VENKATESH KESARI | 13 DECEMBER, 2017
Gujarat Campaign Makes Rahul Gandhi, Puts PM Modi on the Defensive
NEW DELHI: Gujarat, win or lose, has been the turning point in the political graph of Congress president Rahul Gandhi after 13 years in public life. Conversely, the election campaign has not added to the stature of Prime Minister Narendra Modi whose increasingly shrill rhetoric, and references to senior leaders and officials including Manmohan Singh and former Vice President Hamid Ansari, have earned him criticism all around.
The Gujarat polls, although earmarking important issues, did revolve around the two personalities with other leaders from the Congress and the BJP being part of a general support system for Rahul Gandhi and PM Modi respectively. Interestingly, the former seemed comfortable and at ease during the campaign while the latter appeared more unsure, and hence more strident, in his home state. Both drew crowds, the difference being that Rahul Gandhi gained an audience while the Prime Minister’s following seemed static in some areas, and less than before in others.
PM Modi changed goal posts through the campaign. He started with “I am Vikas, I am Gujarat’ then diluted this to focus on the Nehru-Gandhi dynasty that bore the brunt of a harsh attack. And then shifted entirely from these issues to his own persona, raising the caste issue and describing himself as an OBC towards the end of the campaign. Pakistan also came in as expected, with the last speeches of the PM before the end of the campaign dwelling on a Congress-Pakistan ‘conspiracy’ to unseat him in Gujarat.
On the other hand, Rahul Gandhi remained consistent throughout the campaign, refusing to shift from the focus on development---or rather lack of it---unemployment, farmers distress, demonetisation and GST. In a marked shift from earlier campaigns in Bihar and Uttar Pradesh, the Congress president made several three day visits to Gujarat, staying in the state, with road shows, public rallies, interactions with local people. He skipped security to mingle with the crowds, hugging and embracing, reaching out, smiling and cutting an image of an accessible, responsive leader.
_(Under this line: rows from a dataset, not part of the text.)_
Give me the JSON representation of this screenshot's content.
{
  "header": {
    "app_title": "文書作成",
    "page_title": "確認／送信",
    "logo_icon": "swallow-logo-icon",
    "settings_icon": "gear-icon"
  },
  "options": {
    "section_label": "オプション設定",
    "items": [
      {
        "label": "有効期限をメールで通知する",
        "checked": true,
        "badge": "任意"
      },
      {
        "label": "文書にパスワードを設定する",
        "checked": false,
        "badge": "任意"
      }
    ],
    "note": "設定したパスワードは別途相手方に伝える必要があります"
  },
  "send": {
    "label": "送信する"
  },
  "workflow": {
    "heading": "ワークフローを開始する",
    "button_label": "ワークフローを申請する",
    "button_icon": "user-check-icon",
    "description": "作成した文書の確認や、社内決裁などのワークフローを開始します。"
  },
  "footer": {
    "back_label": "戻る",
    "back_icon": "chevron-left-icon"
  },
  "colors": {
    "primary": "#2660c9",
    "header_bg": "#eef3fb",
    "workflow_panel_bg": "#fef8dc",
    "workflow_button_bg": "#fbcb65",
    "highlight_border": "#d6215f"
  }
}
PM Modi, in contrast, fell back on this front as his engagement with the people was limited largely because of his public meetings from podiums constructed at security- determined distance from the crowds. His road shows were limited. He did not hold a single press conference, and kept a noticeable physical distance even as he spoke of Gujarati Asmita. However, his popularity remains unequestionable, although die hard supporters across constituencies did admit with a wry smile that the sheen had worn off just that little bit. At the same time they pointed out that the Prime Minister did not need to introduce himself to the people, and the very fact that he was campaigning was enough.
PM Modi stressed on his Gujarati identity, through clothes and use of the language through the campaign. The idea was that by establishing himself as the true son of the soil, the BJP would then be able to label the Congress leader as the ‘outsider’. But this did not work, and starting from the visit to the temples, and the direct interaction with the masses, Rahul Gandhi’s acceptability in Gujarat was established. This was further aided by the three local leaders supporting the Congress---Hardik Patel, Jignesh Mevani and Alpesh Thakor who have been the Congress party’s biggest assets in Gujarat.
It was, thus, a shrewd move to declare Rahul Gandhi President during the campaign, regardless of the results. As right now he is on a high, with the ‘Pappu’ tag shaken off completely, and his popularity in the state a matter of discussion even in Delhi’s drawing rooms.
Significantly, both the parties are looking at the two leaders for winning these elections. The BJP is looking for the Modi Magic to repeat itself, while the Congress is now optimistic that Rahul Gandhi’s charisma will deliver the results.